Streets of Rage 4 Xbox One Review

August 30, 2020 by  
Filed under Reviews & Features, Xbox One, Xbox

Publisher: Dotemu Developer: Dotemu, Lizardcube, Guard Crush Games  

Genre: Action/Fighting  Players: 1-4  Age Rating: 12+  

Other console/handheld formats: PS4, Switch


26 years is a long time, and that’s how long fans of Streets of Rage have had to wait for the fourth game in the much cherished franchise. As the Streets of Rage series will be celebrating its 30th anniversary next year, it’s somewhat surprising that SEGA didn’t hold off from releasing Streets of Rage 4 until then, although, trust me, I’m not complaining one iota, as the fourth game in the side scrolling fighting game series is one that I was delighted to play, and it really is a game that hits the spot on so many levels.

Taking place 10 years after Streets of Rage 3, the story sees the uprising of Mr X’s children, the Y twins, who are brainwashing people, and it’s up to the likes of Axel Stone, Adam Hunter, and Blaze Fielding, along with newcomers including Adam’s daughter Cherry, and Floyd Iraia (a character defined by his bionic arms) to clean up the streets. Typically, when it comes to the plot, it means sod all though, and all I want to do in a game like this is to bash some faces in. 

There’s quite a bit to unlock, courtesy of an ever rising lifetime score. There’s extra characters and more to unlock.

Luckily, the fighting in Streets of Rage 4 looks and feels fantastic, and thanks to distinct characters, additions and fine tuning, it is satisfying in all the important ways. SEGA put their good faith in Dotemu, Lizardcube and Guard Crush Games to make sure that this fourth game would live up to its name, and the results truly speak for themselves; respecting both the past and the genre and just assuring that it is a very well-made side scrolling brawler. 

Fighting on your own, with another player online, or up to three others locally, you have your basic attacks (which can be powered up by holding the attack button down), as well as specials which are based around a risk versus reward mechanic. As in Streets of Rage 2 and 3, using these attacks will come at the cost of some of your health, although if you are able to follow up with an attack, you’ll regain this lost health, although if you get attacked before you manage to do so, your opportunity at recovering the health will be lost for good.
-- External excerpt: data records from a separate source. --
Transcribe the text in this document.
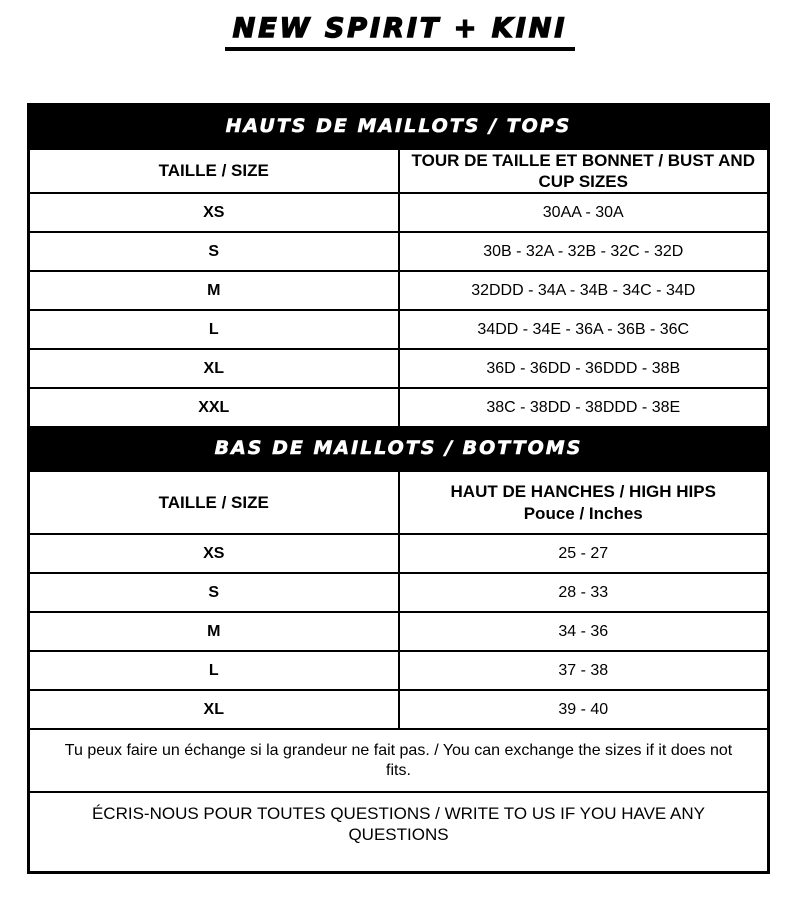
NEW SPIRIT + KINI
HAUTS DE MAILLOTS / TOPS	
TAILLE / SIZE	TOUR DE TAILLE ET BONNET / BUST AND CUP SIZES
XS	30AA - 30A
S	30B - 32A - 32B - 32C - 32D
M	32DDD - 34A - 34B - 34C - 34D
L	34DD - 34E - 36A - 36B - 36C
XL	36D - 36DD - 36DDD - 38B
XXL	38C - 38DD - 38DDD - 38E
BAS DE MAILLOTS / BOTTOMS	
TAILLE / SIZE	HAUT DE HANCHES / HIGH HIPS
Pouce / Inches

XS	25 - 27
S	28 - 33
M	34 - 36
L	37 - 38
XL	39 - 40

Tu peux faire un échange si la grandeur ne fait pas. / You can exchange the sizes if it does not fits.	

ÉCRIS-NOUS POUR TOUTES QUESTIONS / WRITE TO US IF YOU HAVE ANY QUESTIONS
Then there’s the star moves, which are the most powerful moves in each character’s arsenal, and these can only be used when you have a star under your health bar, and are definitely best to store for the stronger enemies or the bosses. As you fight your way through the levels, combining all these moves just adds to all the fun. 

A combo counter has also been added, and seeing this rise is gratifying, particularly when you are juggling enemies, and bouncing them off the side of the screen. Doing so will also increase your score, and it’s all the more satisfying when you have another player or two (or three) beside you, and you work together to build huge combos. It’s one of those games that is very simple to play, but mastery for the high score chasers means that it will keep such players brawling for a long time yet.

When it comes to the challenge of the game, you get different difficulty levels, although the game doesn’t stop there, as Streets of Rage 4 is a very welcoming game. You no longer have credits upon losing all your lives, although before you restart the stage, you are given the opportunity to increase the amount of lives as well as the number of star moves. This assures that anyone should be able to get through a stage, although it does come at the cost of reducing your final score at the end of a stage. 

Like always, melee weapons can be found, wielded, and tossed, although they break through use.

The 12 stages as well as the art design are also very impressive. Typically, you are fighting through the streets, on top of trains, in lifts, in bars, and so on, going from the left of the screen to the right and beating up an assortment of bad guys on the way. The divisive look of the game may not exactly be in keeping with the three games that came before it, but the comic book-style visuals still look very attractive, and the game definitely catches the eye with its mixture of bright colours and moody lighting. There are even some nice little visual nods towards the other games in the series, which is something worth looking out for, and it’s even possible to play the game with a retro style filter. 

As for the music, many of the tracks have a nice beat to them, although none of the tunes are up there with the series best. If you’d prefer, it’s possible to play the game with the retro soundtrack though, which is a nice touch, even if it would have been appreciated for more focus to be placed on the Mega Drive music as opposed to the addition of music from the Master System version. 

It may have taken 26 years, but Streets of Rage 4 was definitely well worth the wait, and it has actually turned out to be one of the finest entries in the iconic series. As was the case with Sonic Mania, SEGA put the series in safe hands, and the finished product is exceptional in its genre. Now let’s hope that it won’t be another 26 years until the release of Streets of Rage 5.